Chapitre 3
« J’annonce désormais le dernier numéro. Il s’agit du numéro 426. Je répète, le numéro… ».
Le tirage venait de prendre fin. La combinaison était désormais complétée. Lucien relut la suite de nombres affichée à l’écran. Puis reprit, chiffre par chiffre le dernier numéro sorti, 4 - 2 - 6. Ces chiffres, tous ces chiffres, il les connaissait par cœur. Non pas qu’il les avait révisés avant le tirage, mais parce qu’ils étaient les siens. Cette suite correspondait à son identité numérique.
Lucien regarda un bref instant sa femme qui ne voulait pas y croire. Par réflexe, il retroussa ses manches. 426. c’était bien ses derniers chiffres. Il pouvait les relire sur son avant-bras ; ils y étaient tatoués, ainsi que le reste de la combinaison. Une marque qui faisait de lui un citoyen du pays.
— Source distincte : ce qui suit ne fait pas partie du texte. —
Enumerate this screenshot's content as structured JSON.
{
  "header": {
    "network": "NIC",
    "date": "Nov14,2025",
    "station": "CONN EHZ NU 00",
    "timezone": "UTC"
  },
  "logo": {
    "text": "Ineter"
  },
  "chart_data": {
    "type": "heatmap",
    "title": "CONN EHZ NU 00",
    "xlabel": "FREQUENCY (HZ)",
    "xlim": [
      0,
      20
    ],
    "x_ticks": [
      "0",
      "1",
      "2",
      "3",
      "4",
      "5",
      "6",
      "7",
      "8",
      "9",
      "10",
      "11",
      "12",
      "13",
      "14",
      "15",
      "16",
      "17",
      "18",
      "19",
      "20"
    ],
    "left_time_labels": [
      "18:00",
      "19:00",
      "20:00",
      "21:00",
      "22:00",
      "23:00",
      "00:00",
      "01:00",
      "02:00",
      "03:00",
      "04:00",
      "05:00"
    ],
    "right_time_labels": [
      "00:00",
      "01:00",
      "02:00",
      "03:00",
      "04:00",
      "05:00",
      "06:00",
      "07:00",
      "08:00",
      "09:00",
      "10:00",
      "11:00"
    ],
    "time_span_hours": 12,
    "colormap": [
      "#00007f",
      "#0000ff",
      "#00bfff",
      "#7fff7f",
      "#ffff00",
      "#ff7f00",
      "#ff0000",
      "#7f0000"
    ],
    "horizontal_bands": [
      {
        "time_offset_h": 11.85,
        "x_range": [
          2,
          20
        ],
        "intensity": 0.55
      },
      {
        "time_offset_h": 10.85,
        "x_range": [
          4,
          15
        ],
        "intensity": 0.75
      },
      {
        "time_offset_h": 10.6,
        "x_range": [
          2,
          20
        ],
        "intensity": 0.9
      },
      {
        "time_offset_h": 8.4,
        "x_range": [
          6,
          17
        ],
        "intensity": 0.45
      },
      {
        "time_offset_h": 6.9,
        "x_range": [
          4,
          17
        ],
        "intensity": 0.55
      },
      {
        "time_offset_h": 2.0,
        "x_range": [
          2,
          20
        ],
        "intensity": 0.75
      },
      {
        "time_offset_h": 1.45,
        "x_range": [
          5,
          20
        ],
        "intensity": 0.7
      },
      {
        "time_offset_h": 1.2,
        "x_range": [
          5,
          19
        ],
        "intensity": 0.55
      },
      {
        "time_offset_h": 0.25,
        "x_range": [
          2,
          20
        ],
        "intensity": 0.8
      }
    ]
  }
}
Il baissa la manche. Redressa la tête et fixa Colette dans les yeux.
_ C’est… c’est bien moi, lui bredouilla-t-il.
Sa femme se jeta alors dans ses bras pour étouffer ses premières larmes et ils restèrent l’un contre l’autre un long moment, silencieux. Du poste de télé, le porte-parole dévoilait à tous l’identité du porteur des numéros tirés au sort.
« Les voies de la Providence ont nommé monsieur Lucien Pingault, électromécanicien chez T&D Group, résidant au 16 rue des Amandier, appartement 7. Félicitons haut et fort l’heureux élu ! ».
D’un coup, feux d’artifice et bouchons de champagne s’emparèrent du quartier. Tous fêtaient l’issue de ce tirage qui leur avait été favorable. Lucien, lui, n’était plus des leurs. Son nom résonnait dans les rues. Il était désormais un autre, touché du doigt par le hasard. Par cette nouvelle démocratie revendiquée par le peuple qui s’était soulevé pour que chaque citoyen et citoyenne ait une chance de gouverner. Ainsi, tous les trois ans, l’État Providence organisait une loterie nationale pour élire leur nouveau chef.
Tout semblait échapper à Lucien. L’inconnu lui tendait les bras. Il ne pouvait que l’accepter, car c’était là son devoir.